In essence, the rise of AI search means online retailers must double-check their digital storefront’s visibility. It’s no longer enough that a human with a web browser can navigate your site – now you have to consider the AI “visitor” who is blind to anything beyond raw text. The payoff for doing so is not just maintaining traffic, but tapping into a channel where recommendations carry extra weight and user engagement is high.
Looking Ahead
All of this paints a picture of a web in flux. We have a bit of a Wild West situation where AI models are reshaping how consumers find information, yet the infrastructure of the web hasn’t fully caught up. The good news is we’ve faced similar challenges before (remember the early mobile web, or the move to responsive design?) and we have the tools to adapt again.
Personally, I find this challenge exciting. It’s diagnostic and exploratory right now – we’re identifying the cracks in the system. As someone who’s spent a career at the intersection of commerce and technology, I know the solution is around the corner. I won’t delve into specific ideas here, but let’s just say there is a way to make adaptive content for bots dead simple for any e-commerce site to implement. My goal is to ensure retailers don’t need to overhaul their tech stack just to be seen by an AI.

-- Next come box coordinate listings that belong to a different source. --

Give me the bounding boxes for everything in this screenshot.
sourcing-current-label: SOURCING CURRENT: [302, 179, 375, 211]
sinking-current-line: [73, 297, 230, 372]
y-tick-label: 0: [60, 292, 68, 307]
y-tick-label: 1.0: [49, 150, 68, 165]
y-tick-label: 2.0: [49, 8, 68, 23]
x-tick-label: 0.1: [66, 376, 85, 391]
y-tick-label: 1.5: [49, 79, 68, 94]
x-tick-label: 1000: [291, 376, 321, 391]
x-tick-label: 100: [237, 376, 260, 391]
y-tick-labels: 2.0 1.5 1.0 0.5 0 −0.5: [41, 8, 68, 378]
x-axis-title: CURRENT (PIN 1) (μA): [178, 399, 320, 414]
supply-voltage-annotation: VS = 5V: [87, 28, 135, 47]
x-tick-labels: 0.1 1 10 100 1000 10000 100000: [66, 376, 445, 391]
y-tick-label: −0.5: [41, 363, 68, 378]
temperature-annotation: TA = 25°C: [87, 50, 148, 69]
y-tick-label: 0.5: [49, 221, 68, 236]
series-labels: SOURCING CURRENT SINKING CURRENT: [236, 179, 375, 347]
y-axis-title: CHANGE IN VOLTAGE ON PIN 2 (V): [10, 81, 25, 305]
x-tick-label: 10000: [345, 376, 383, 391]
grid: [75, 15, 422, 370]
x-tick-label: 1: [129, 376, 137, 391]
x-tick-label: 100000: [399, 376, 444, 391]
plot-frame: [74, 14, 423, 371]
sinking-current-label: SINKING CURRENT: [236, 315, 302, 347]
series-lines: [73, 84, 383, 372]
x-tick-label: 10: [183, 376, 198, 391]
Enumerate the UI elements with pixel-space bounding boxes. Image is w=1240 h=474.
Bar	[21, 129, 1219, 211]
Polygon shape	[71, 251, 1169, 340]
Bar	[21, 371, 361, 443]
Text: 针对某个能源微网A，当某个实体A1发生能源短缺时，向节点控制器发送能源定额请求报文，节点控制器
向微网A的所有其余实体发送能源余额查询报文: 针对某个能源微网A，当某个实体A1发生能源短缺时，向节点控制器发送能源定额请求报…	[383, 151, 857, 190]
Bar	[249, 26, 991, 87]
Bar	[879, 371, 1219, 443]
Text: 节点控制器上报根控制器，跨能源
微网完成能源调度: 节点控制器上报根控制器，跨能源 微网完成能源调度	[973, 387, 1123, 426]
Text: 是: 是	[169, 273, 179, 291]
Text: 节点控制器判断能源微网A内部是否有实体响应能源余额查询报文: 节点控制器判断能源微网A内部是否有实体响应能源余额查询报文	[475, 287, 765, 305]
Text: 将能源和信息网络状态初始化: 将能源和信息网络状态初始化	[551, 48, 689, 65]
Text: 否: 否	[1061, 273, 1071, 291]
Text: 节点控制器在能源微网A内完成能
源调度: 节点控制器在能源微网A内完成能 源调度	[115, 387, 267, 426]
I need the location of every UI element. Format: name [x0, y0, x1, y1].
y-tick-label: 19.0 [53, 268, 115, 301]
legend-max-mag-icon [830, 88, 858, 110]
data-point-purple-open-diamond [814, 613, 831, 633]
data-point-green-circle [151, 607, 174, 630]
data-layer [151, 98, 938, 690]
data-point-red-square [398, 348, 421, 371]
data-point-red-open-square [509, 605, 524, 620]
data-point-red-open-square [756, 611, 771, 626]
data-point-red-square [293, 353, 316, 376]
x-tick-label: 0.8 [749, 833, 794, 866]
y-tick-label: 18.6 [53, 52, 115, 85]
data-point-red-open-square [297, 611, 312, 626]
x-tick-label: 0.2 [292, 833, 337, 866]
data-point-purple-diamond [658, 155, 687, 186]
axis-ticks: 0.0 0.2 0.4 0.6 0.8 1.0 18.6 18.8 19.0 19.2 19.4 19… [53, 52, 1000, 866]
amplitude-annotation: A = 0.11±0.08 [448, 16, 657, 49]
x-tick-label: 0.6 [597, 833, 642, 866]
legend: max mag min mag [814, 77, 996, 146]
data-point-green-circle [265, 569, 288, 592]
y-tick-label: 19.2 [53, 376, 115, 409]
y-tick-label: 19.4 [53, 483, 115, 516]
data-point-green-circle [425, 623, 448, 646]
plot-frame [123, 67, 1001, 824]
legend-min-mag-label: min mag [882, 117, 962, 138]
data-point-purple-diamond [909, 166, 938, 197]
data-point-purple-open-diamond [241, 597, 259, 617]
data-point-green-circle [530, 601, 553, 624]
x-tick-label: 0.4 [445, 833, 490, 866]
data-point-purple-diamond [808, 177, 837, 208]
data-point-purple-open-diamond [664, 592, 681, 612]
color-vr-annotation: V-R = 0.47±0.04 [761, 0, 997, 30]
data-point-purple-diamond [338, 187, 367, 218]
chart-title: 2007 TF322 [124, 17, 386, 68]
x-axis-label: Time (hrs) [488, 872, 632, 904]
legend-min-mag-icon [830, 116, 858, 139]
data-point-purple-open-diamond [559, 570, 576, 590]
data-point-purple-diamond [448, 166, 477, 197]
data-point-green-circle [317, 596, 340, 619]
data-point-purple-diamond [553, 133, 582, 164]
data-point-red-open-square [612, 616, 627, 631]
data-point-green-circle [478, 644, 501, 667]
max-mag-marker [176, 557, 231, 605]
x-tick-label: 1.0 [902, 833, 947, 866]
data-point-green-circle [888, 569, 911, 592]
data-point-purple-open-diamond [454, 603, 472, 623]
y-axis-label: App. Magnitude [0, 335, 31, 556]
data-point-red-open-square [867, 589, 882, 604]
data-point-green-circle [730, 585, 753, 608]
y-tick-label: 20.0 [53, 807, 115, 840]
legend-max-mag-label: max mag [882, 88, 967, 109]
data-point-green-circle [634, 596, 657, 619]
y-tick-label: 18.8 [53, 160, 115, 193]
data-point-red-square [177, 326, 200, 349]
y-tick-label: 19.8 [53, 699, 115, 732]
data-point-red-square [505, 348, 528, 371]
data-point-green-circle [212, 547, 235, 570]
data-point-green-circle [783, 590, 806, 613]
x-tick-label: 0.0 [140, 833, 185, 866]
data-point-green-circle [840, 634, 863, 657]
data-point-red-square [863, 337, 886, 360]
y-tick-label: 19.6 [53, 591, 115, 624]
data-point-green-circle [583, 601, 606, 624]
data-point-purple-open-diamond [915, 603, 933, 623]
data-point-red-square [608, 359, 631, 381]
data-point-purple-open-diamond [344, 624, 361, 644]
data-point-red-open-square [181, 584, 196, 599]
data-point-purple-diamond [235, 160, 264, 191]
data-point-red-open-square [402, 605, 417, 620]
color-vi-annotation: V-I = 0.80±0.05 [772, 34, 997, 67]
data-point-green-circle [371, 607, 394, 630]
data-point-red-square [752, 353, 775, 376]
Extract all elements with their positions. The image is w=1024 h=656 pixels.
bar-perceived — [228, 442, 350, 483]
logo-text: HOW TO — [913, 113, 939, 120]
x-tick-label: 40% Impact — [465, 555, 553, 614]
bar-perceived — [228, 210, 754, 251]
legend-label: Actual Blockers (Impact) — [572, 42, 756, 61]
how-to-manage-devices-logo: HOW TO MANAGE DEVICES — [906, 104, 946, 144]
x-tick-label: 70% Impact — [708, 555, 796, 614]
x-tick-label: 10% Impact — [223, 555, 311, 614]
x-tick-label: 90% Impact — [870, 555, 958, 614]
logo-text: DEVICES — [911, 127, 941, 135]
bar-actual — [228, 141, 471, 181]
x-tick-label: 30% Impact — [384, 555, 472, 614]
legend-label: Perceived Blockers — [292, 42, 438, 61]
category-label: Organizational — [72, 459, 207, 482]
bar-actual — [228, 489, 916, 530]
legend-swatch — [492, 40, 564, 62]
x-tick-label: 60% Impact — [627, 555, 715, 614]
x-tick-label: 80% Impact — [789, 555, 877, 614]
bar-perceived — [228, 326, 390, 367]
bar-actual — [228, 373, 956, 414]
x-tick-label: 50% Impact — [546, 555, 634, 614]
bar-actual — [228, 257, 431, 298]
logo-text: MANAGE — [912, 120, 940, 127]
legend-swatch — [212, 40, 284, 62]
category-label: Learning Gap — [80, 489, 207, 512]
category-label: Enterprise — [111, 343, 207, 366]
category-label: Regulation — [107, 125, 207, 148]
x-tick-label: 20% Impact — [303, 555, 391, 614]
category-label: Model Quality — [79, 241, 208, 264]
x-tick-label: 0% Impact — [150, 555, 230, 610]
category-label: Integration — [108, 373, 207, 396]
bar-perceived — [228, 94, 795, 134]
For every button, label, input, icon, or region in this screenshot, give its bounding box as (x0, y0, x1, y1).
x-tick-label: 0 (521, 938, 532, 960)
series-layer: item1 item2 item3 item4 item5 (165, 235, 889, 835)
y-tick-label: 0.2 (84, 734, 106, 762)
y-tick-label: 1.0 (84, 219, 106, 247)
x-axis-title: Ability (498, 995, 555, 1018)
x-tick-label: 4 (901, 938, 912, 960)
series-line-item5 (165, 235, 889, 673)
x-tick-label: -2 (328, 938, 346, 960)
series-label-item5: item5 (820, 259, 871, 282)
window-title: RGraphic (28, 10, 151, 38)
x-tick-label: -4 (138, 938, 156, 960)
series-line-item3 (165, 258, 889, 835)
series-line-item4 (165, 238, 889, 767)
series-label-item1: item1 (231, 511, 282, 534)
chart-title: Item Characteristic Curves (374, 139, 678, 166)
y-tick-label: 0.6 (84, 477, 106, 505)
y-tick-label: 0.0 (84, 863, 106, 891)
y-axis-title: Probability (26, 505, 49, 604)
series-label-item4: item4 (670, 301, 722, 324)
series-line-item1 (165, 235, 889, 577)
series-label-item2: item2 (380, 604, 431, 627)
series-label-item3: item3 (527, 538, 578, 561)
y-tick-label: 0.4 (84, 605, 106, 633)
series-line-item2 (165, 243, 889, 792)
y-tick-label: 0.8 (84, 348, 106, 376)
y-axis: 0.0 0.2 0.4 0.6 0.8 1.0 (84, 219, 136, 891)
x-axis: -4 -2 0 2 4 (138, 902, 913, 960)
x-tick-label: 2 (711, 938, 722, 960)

For now, the key takeaway is awareness. Know that these limitations exist, audit your own site, and start thinking about how to serve AI crawlers the content they need. It might be as straightforward as flipping on server-side rendering for key pages, or as involved as using an edge worker to generate static snapshots. Whatever the approach, the first step is recognizing the gap.
The storefront of the future isn’t just what humans see – it’s what algorithms see as well. Adaptive content for bots could well become a standard practice in the years ahead. Or, this is irrelevant and the AI bots will read JavaScript by the time you read this old blog entry.